Freiheit der Kunst in China:Ai wer? - Nie gehört

Ai Weiwei bei der Eröffnung seiner Ausstellung in Peking.

Lange Haare, viel Geduld: Ai Weiwei (Zweiter von links) bei der Eröffnung.

(Foto: Rolex Dela Pena/dpa)
  • Die chinesischen Behörden habe dem Künstler Ai Weiwei erlaubt, eine Ausstellung in Peking unter seinem Namen zu eröffnen. Die Erlaubnis kommt überraschend, weil Ai Weiwei in China staatlichen Repressionen unterworfen ist.
  • Bis kurz vor Eröffnung der Ausstellung bangten die Fans, dass die Polizei kommen würde, doch dann kam Ai Weiwei sogar selbst.

Von Kai Strittmatter, Peking

Keine Vorankündigung, keine Einladung, keine Zeremonie, keine Rede. Nicht einmal ein Künstler, anfangs. Die beiden Galerien öffneten einfach ihre Türen und ließen die Leute herein.
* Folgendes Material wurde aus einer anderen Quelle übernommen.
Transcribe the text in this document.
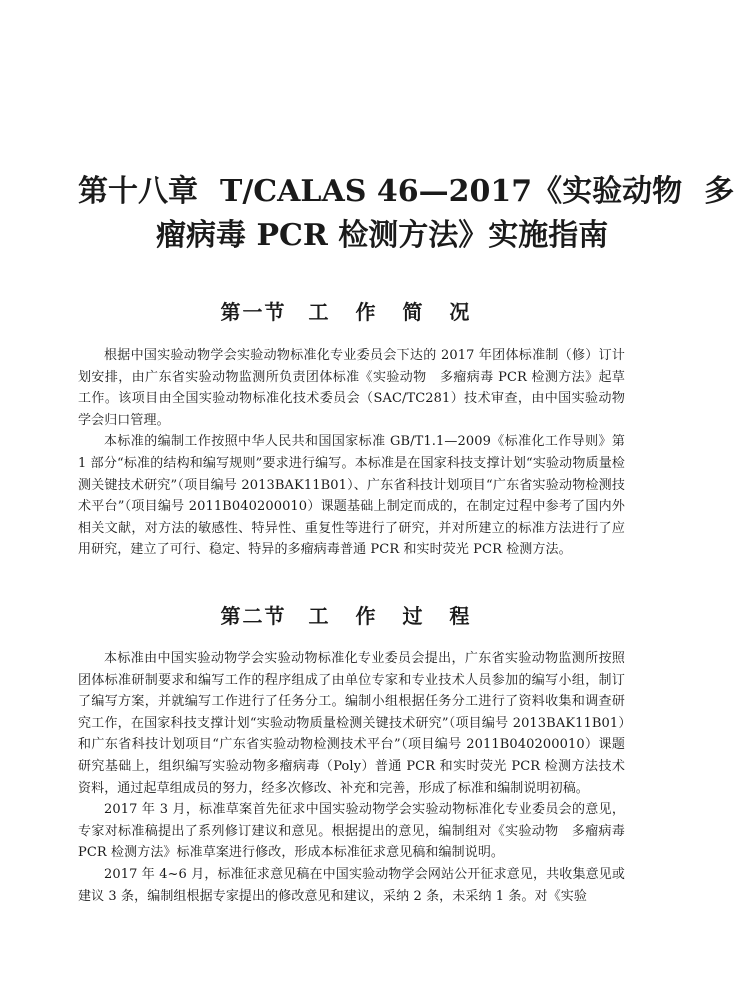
第十八章 T/CALAS 46—2017《实验动物 多
瘤病毒 PCR 检测方法》实施指南
第一节　 工 作 简 况

根据中国实验动物学会实验动物标准化专业委员会下达的 2017 年团体标准制（修）订计划安排，由广东省实验动物监测所负责团体标准《实验动物　多瘤病毒 PCR 检测方法》起草工作。该项目由全国实验动物标准化技术委员会（SAC/TC281）技术审查，由中国实验动物学会归口管理。

本标准的编制工作按照中华人民共和国国家标准 GB/T1.1—2009《标准化工作导则》第 1 部分“标准的结构和编写规则”要求进行编写。本标准是在国家科技支撑计划“实验动物质量检测关键技术研究”（项目编号 2013BAK11B01）、广东省科技计划项目“广东省实验动物检测技术平台”（项目编号 2011B040200010）课题基础上制定而成的，在制定过程中参考了国内外相关文献，对方法的敏感性、特异性、重复性等进行了研究，并对所建立的标准方法进行了应用研究，建立了可行、稳定、特异的多瘤病毒普通 PCR 和实时荧光 PCR 检测方法。

第二节　 工 作 过 程

本标准由中国实验动物学会实验动物标准化专业委员会提出，广东省实验动物监测所按照团体标准研制要求和编写工作的程序组成了由单位专家和专业技术人员参加的编写小组，制订了编写方案，并就编写工作进行了任务分工。编制小组根据任务分工进行了资料收集和调查研究工作，在国家科技支撑计划“实验动物质量检测关键技术研究”（项目编号 2013BAK11B01）和广东省科技计划项目“广东省实验动物检测技术平台”（项目编号 2011B040200010）课题研究基础上，组织编写实验动物多瘤病毒（Poly）普通 PCR 和实时荧光 PCR 检测方法技术资料，通过起草组成员的努力，经多次修改、补充和完善，形成了标准和编制说明初稿。

2017 年 3 月，标准草案首先征求中国实验动物学会实验动物标准化专业委员会的意见，专家对标准稿提出了系列修订建议和意见。根据提出的意见，编制组对《实验动物　多瘤病毒 PCR 检测方法》标准草案进行修改，形成本标准征求意见稿和编制说明。

2017 年 4~6 月，标准征求意见稿在中国实验动物学会网站公开征求意见，共收集意见或建议 3 条，编制组根据专家提出的修改意见和建议，采纳 2 条，未采纳 1 条。对《实验
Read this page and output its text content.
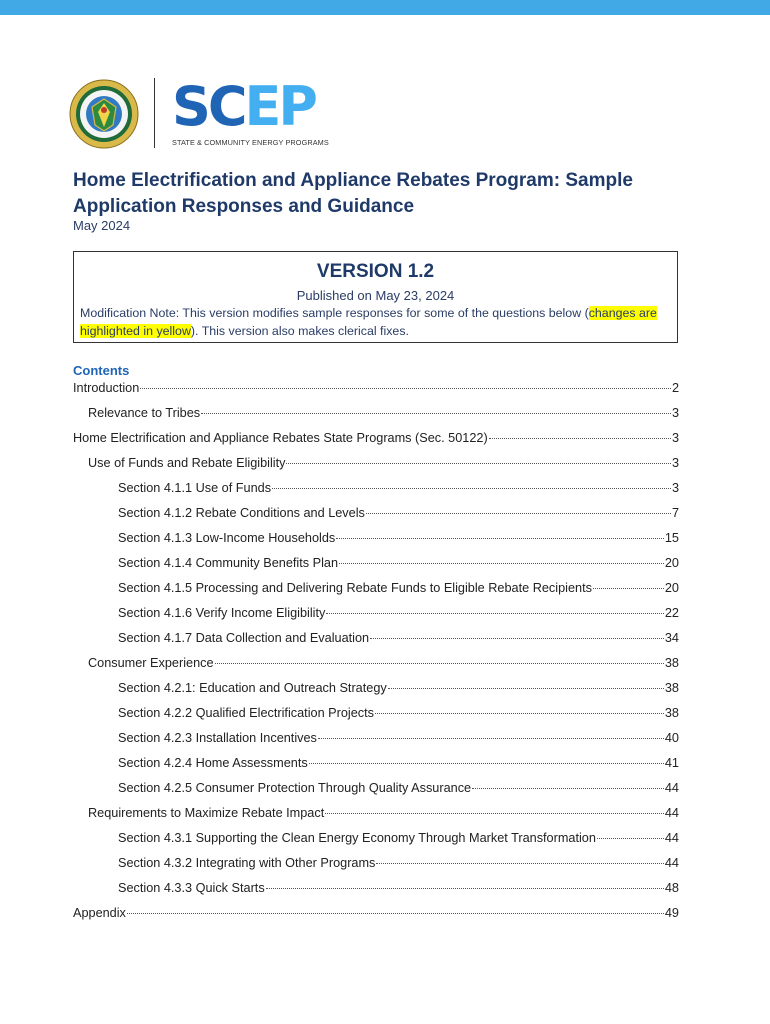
SCEP
STATE & COMMUNITY ENERGY PROGRAMS
Home Electrification and Appliance Rebates Program: Sample Application Responses and Guidance
May 2024
VERSION 1.2
Published on May 23, 2024
Modification Note: This version modifies sample responses for some of the questions below (changes are highlighted in yellow). This version also makes clerical fixes.
Contents
Introduction	2
Relevance to Tribes	3
Home Electrification and Appliance Rebates State Programs (Sec. 50122)	3
Use of Funds and Rebate Eligibility	3
Section 4.1.1 Use of Funds	3
Section 4.1.2 Rebate Conditions and Levels	7
Section 4.1.3 Low-Income Households	15
Section 4.1.4 Community Benefits Plan	20
Section 4.1.5 Processing and Delivering Rebate Funds to Eligible Rebate Recipients	20
Section 4.1.6 Verify Income Eligibility	22
Section 4.1.7 Data Collection and Evaluation	34
Consumer Experience	38
Section 4.2.1: Education and Outreach Strategy	38
Section 4.2.2 Qualified Electrification Projects	38
Section 4.2.3 Installation Incentives	40
Section 4.2.4 Home Assessments	41
Section 4.2.5 Consumer Protection Through Quality Assurance	44
Requirements to Maximize Rebate Impact	44
Section 4.3.1 Supporting the Clean Energy Economy Through Market Transformation	44
Section 4.3.2 Integrating with Other Programs	44
Section 4.3.3 Quick Starts	48
Appendix	49
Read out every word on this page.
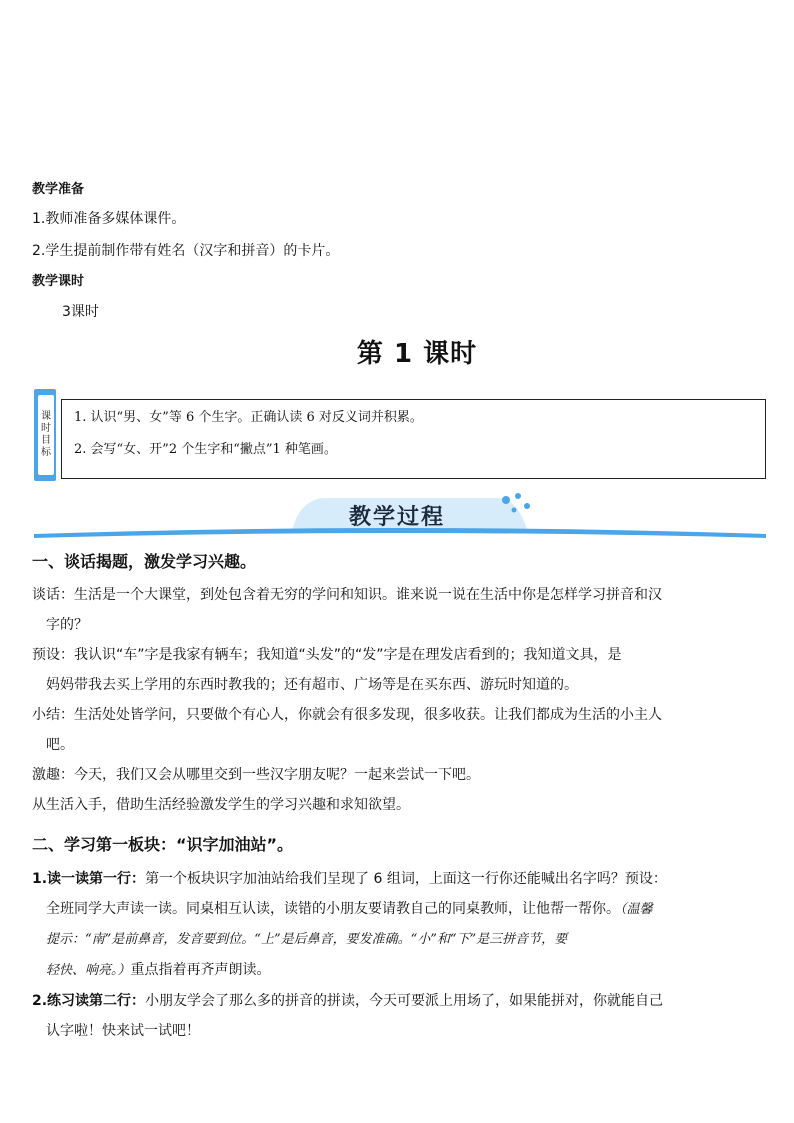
教学准备
1.教师准备多媒体课件。
2.学生提前制作带有姓名（汉字和拼音）的卡片。
教学课时
3课时
第 1 课时
课
时
目
标
1. 认识“男、女”等 6 个生字。正确认读 6 对反义词并积累。
2. 会写“女、开”2 个生字和“撇点”1 种笔画。
教学过程
一、谈话揭题，激发学习兴趣。
谈话：生活是一个大课堂，到处包含着无穷的学问和知识。谁来说一说在生活中你是怎样学习拼音和汉
字的？
预设：我认识“车”字是我家有辆车；我知道“头发”的“发”字是在理发店看到的；我知道文具，是
妈妈带我去买上学用的东西时教我的；还有超市、广场等是在买东西、游玩时知道的。
小结：生活处处皆学问，只要做个有心人，你就会有很多发现，很多收获。让我们都成为生活的小主人
吧。
激趣：今天，我们又会从哪里交到一些汉字朋友呢？一起来尝试一下吧。
从生活入手，借助生活经验激发学生的学习兴趣和求知欲望。
二、学习第一板块：“识字加油站”。
1.读一读第一行：第一个板块识字加油站给我们呈现了 6 组词，上面这一行你还能喊出名字吗？预设：
全班同学大声读一读。同桌相互认读，读错的小朋友要请教自己的同桌教师，让他帮一帮你。（温馨
提示：“南”是前鼻音，发音要到位。“上”是后鼻音，要发准确。“小”和“下”是三拼音节，要
轻快、响亮。）重点指着再齐声朗读。
2.练习读第二行：小朋友学会了那么多的拼音的拼读，今天可要派上用场了，如果能拼对，你就能自己
认字啦！快来试一试吧！
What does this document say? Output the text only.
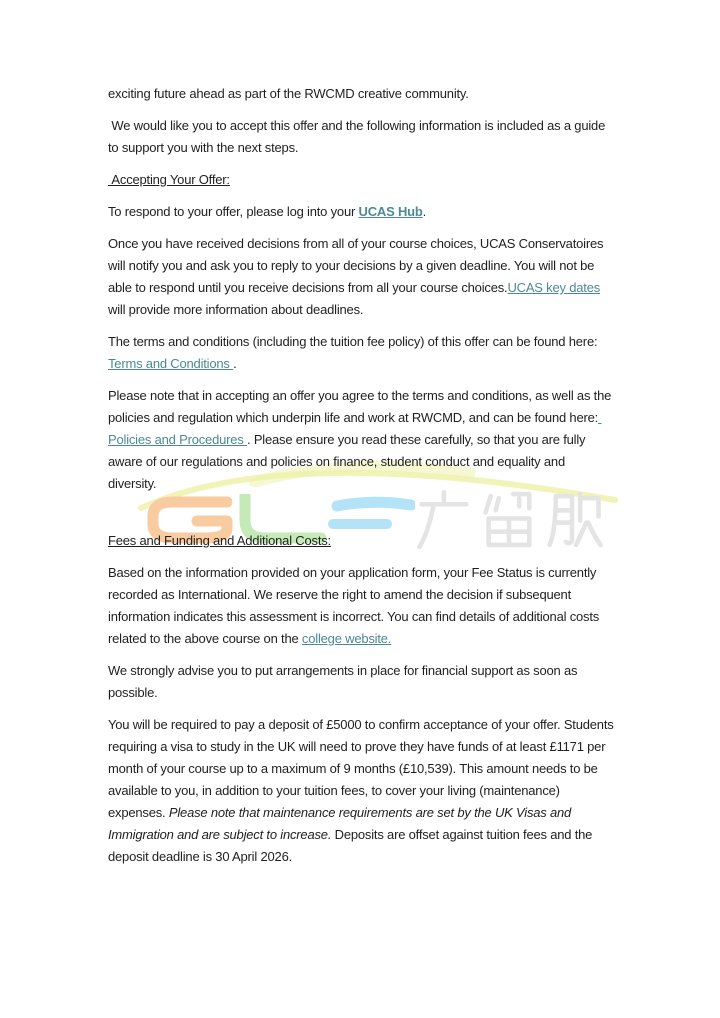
exciting future ahead as part of the RWCMD creative community.
We would like you to accept this offer and the following information is included as a guide to support you with the next steps.
Accepting Your Offer:
To respond to your offer, please log into your UCAS Hub.
Once you have received decisions from all of your course choices, UCAS Conservatoires will notify you and ask you to reply to your decisions by a given deadline. You will not be able to respond until you receive decisions from all your course choices.UCAS key dates will provide more information about deadlines.
The terms and conditions (including the tuition fee policy) of this offer can be found here: Terms and Conditions .
Please note that in accepting an offer you agree to the terms and conditions, as well as the policies and regulation which underpin life and work at RWCMD, and can be found here: Policies and Procedures . Please ensure you read these carefully, so that you are fully aware of our regulations and policies on finance, student conduct and equality and diversity.
Fees and Funding and Additional Costs:
Based on the information provided on your application form, your Fee Status is currently recorded as International. We reserve the right to amend the decision if subsequent information indicates this assessment is incorrect. You can find details of additional costs related to the above course on the college website.
We strongly advise you to put arrangements in place for financial support as soon as possible.
You will be required to pay a deposit of £5000 to confirm acceptance of your offer. Students requiring a visa to study in the UK will need to prove they have funds of at least £1171 per month of your course up to a maximum of 9 months (£10,539). This amount needs to be available to you, in addition to your tuition fees, to cover your living (maintenance) expenses. Please note that maintenance requirements are set by the UK Visas and Immigration and are subject to increase. Deposits are offset against tuition fees and the deposit deadline is 30 April 2026.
Lediglich die Reisküchlein und der südchinesische Reiswein deuteten darauf hin, dass man hier etwas zu feiern hatte.

Die Eröffnung einer besonderen Ausstellung. "Ai wer?" fragt eine junge Mutter. "Nie gehört." Ihr Sohn hatte gerade einen Malkurs besucht, hier auf dem Gelände des Kunstparks 798 im Norden Pekings, im Vorbeigehen ist sie zufällig hier gelandet. "Mein Bruder hat mir gestern hiervon erzählt", flüstert eine Zwanzigjährige, dann ist der Bruder auch schon da und zieht sie weg. Lieber keine Fragen.

Im Mittelpunkt der Ausstellung steht, theoretisch, die Ahnenhalle der Familie Wang aus der Provinz Zhejiang, ein mehr als 400 Jahre alter Bau, der gemeinsam mit seinem Clan unter Mao Zedong zum Ziel politischer Angriffe wurde und allmählich verfiel.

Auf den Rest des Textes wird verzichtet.